In the United States, until last Tuesday, no one knew Uvalde, a small Texas town of 16,000 inhabitants. Only insiders knew that she was the birthplace of Oscar-winning actor Matthew McConaughey, who issued a statement yesterday to deplore this “epidemic” of killings in the United States. What is striking when you visit the city is the family spirit that reigns there. The chic Getty Avenue is lined with beautiful old houses from the beginning of the 20th century which show that the locals have lived there for several generations. The killer’s family and those of the victims live side by side. Adolfo Cruz, 69, who lost his granddaughter Eliahana, 10, in the killings, tells us that Rolando, the killer’s grandfather, is his best friend, “and there’s no way that’s going to stop,” he insists. “I’ve known him forever. I don’t blame him or his wife Celia!”

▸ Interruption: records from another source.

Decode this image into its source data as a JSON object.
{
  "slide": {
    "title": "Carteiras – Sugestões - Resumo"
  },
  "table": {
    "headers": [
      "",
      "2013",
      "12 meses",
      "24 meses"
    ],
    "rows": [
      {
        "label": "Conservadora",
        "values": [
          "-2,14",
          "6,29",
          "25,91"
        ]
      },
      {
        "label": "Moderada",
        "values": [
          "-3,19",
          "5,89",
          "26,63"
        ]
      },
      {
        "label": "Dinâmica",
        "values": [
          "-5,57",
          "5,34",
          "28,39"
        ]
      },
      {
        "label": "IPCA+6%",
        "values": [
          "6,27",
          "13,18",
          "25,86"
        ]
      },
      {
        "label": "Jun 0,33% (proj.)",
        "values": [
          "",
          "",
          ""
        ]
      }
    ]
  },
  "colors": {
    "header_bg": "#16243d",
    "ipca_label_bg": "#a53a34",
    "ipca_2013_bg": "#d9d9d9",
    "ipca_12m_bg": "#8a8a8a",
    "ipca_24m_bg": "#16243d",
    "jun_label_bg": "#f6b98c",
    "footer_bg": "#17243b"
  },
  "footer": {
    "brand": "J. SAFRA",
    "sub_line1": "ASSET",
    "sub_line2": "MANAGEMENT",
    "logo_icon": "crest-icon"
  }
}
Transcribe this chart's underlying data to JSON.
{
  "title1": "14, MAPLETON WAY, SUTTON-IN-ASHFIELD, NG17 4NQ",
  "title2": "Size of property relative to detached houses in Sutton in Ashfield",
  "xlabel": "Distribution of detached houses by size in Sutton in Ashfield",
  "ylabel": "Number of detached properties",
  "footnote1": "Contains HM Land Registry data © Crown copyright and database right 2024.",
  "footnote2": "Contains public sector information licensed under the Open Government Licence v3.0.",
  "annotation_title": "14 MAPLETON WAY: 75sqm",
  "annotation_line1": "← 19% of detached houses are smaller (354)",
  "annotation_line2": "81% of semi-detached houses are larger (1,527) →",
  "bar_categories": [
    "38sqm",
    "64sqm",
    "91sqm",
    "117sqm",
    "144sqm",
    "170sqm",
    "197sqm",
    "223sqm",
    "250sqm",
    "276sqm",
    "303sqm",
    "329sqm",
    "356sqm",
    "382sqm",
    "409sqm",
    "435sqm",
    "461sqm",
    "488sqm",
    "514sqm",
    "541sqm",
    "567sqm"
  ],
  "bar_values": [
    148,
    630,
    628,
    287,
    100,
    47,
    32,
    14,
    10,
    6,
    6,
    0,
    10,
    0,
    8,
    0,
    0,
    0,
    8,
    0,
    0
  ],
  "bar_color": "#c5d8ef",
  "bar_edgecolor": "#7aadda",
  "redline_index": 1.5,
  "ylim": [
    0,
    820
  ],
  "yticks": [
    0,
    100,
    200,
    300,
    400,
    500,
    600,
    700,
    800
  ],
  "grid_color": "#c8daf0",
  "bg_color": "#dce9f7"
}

Last night, tearful locals filed past the Robb Elementary School sign to lay flowers or teddy bears on it. A neighbor, whose lawn is trampled by the journalists who put down their cameras, tells us that her niece is one of the critically injured and that she knew Irma Garcia well, one of the two teachers killed in the massacre. “My 27-year-old son had her as a teacher, he adored her like everyone else, she had an extraordinary gift for motivating her students. My youngest son would probably have had it too: he was supposed to join this school next year but now he no longer wants…”

In Uvalde, everyone knew each other and lived together peacefully. But now it’s over. A majority of Americans (59%) are in favor of stricter controls on the carrying of weapons, but it is hard to see how Congress could pass a law to this effect. And Uvalde, an agricultural town lost in the middle of the ranches, has become the symbol of this division which crosses America.